Evers writes, “Maynor demonstrated a Mac Wi-Fi hack on stage on Wednesday. His MacBook running Mac OS X 10.4.6 crashed while scanning for a wireless network and coming across rogue code Maynor was pushing out from a Toshiba laptop. While the attack he demonstrated only caused a crash, it could also be used to run code on the Mac, he said.”
“Apple fixed that particular problem in September with Mac OS X 10.4.8, Maynor said,” Evers writes. “‘I did provide the information on vulnerabilities in Apple products, I provided them with code and they were given packet captures,’ he said. In the future, Maynor said he won’t work with Apple. ‘I do not feel comfortable keeping relations with the company and will not report future findings to them,’ he said.”
Full article here.
[Thanks to MacDailyNews Reader “oh my” for the heads up.]

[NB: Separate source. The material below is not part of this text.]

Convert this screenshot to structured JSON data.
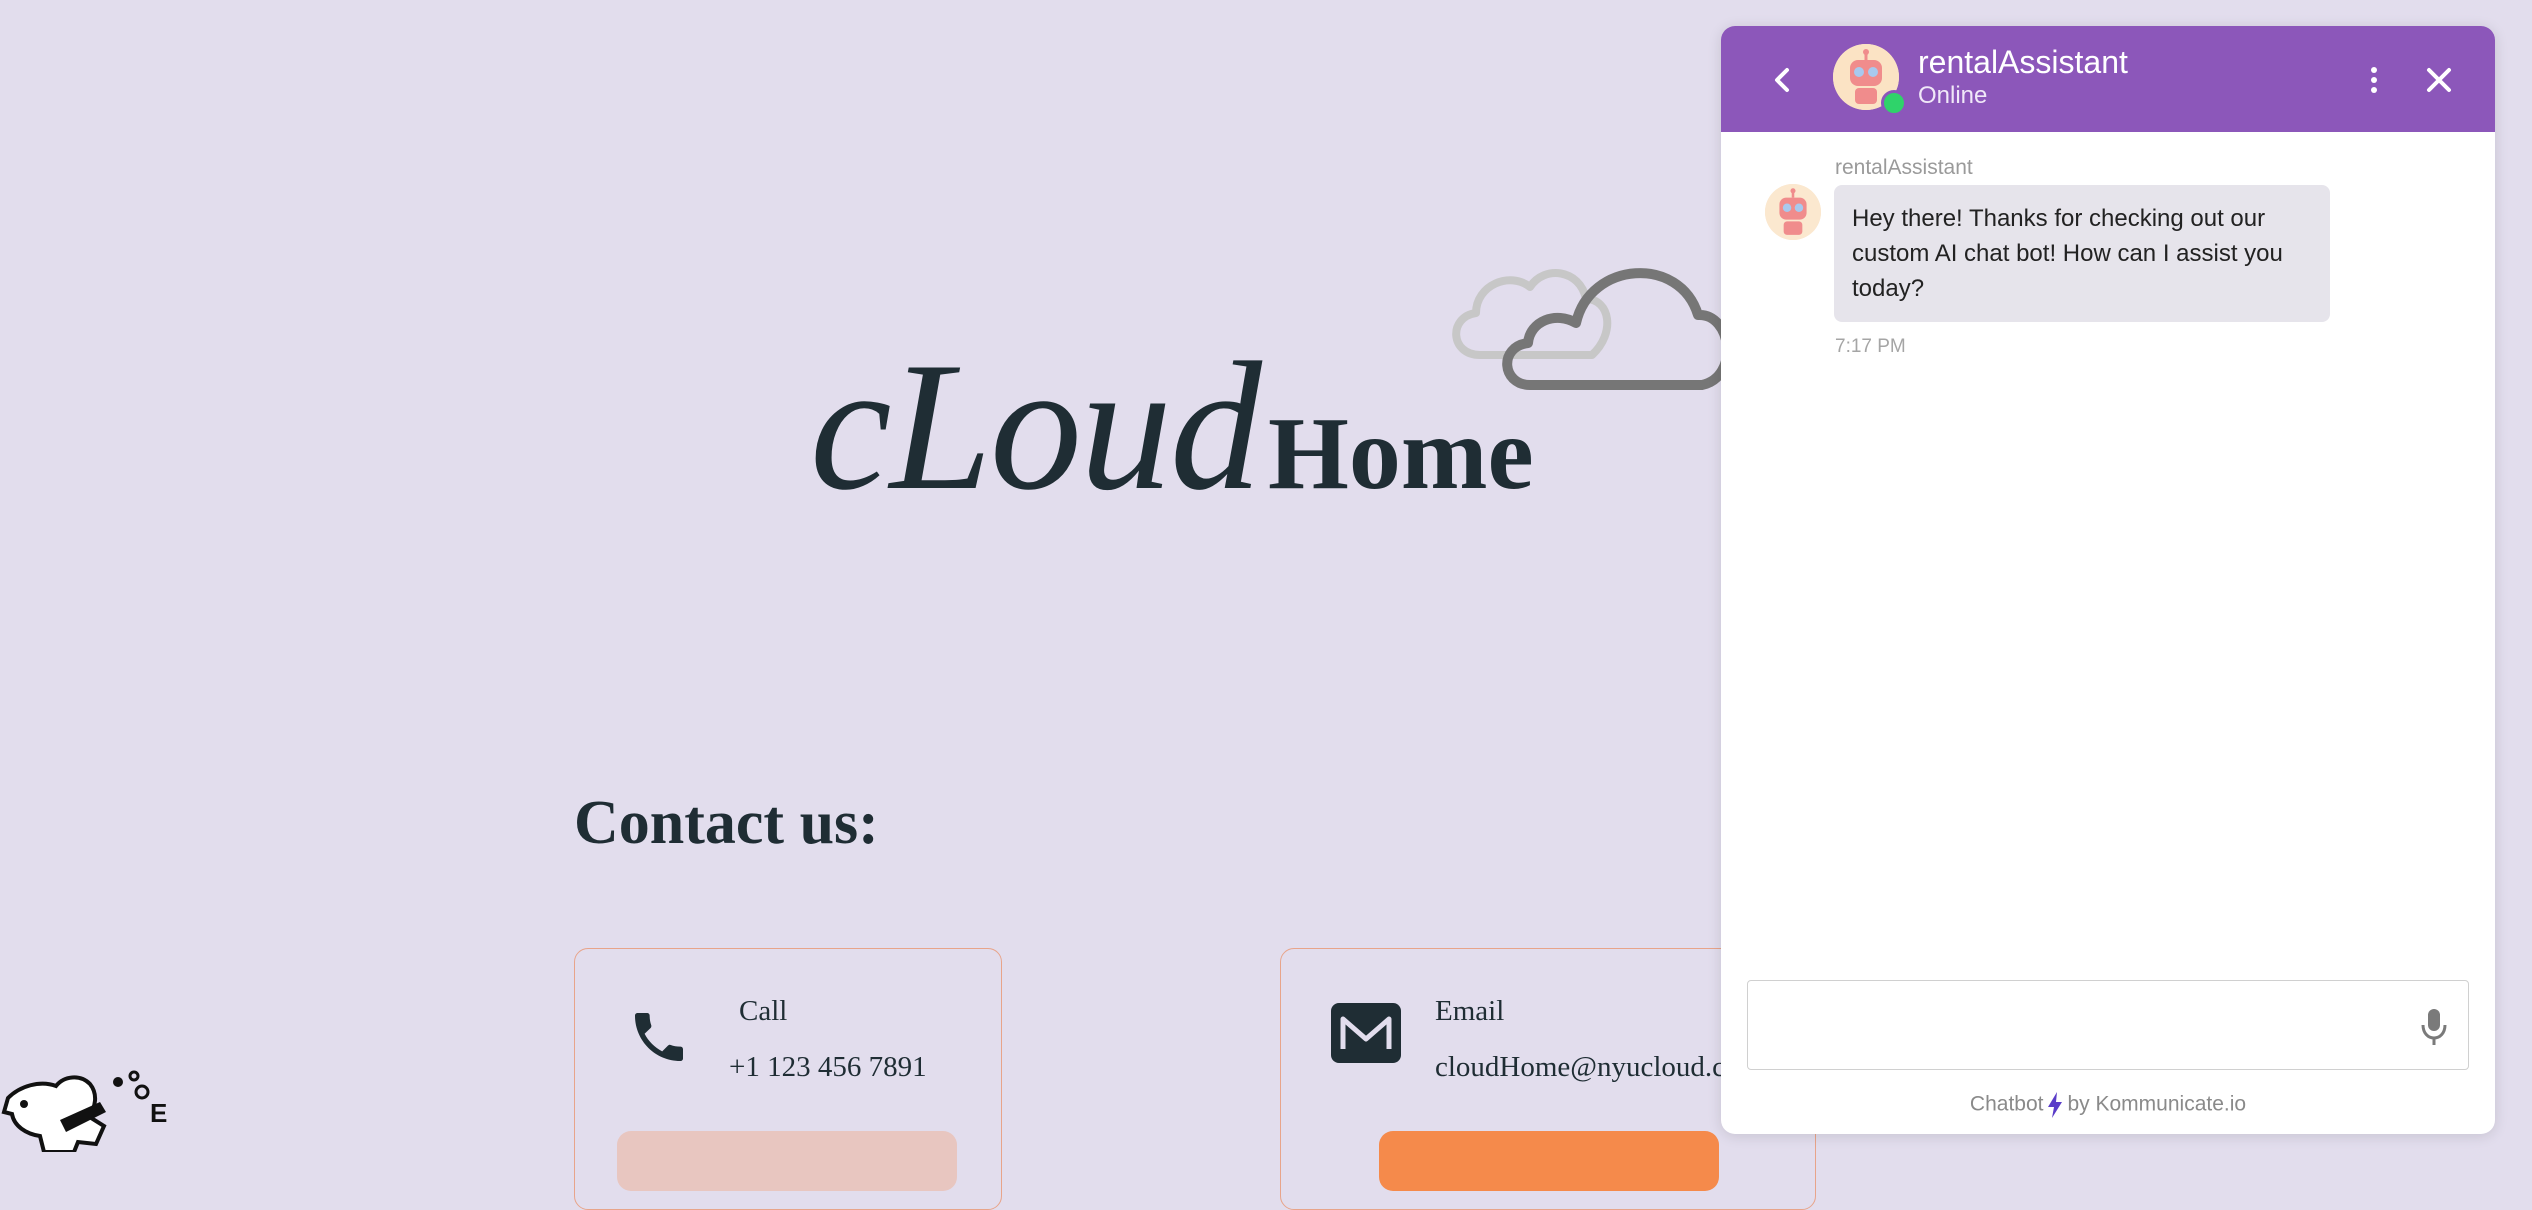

Whatever. The only thing demonstrated was a crash to an old, unfixed Mac OS X version. How about demonstrating an actual hijack? Thought so. This whole fiasco would make us want to stab Maynor in the eye with a lit cigarette or something, if only we cared one iota. And Maynor is a little baby. Apple will survive without Maynor’s dubious reports of future findings.
Related articles:
The curious case of the supposed Apple MacBook Wi-Fi hack – August 21, 2006
SecureWorks admits falsifying Apple MacBook ‘60-second wireless hijacking?’ – August 18, 2006
Re: Brian Krebs’ reporting on supposed MacBook Wi-Fi exploit – August 04, 2006
Hijacking an Apple Macbook in 60 seconds video posted online – August 03, 2006
Hijacking an Apple Macbook in 60 seconds – August 02, 2006
@Ray
Maynor provided the documents ipso facto: after the fact. Hence, MDN’s take is right on the money.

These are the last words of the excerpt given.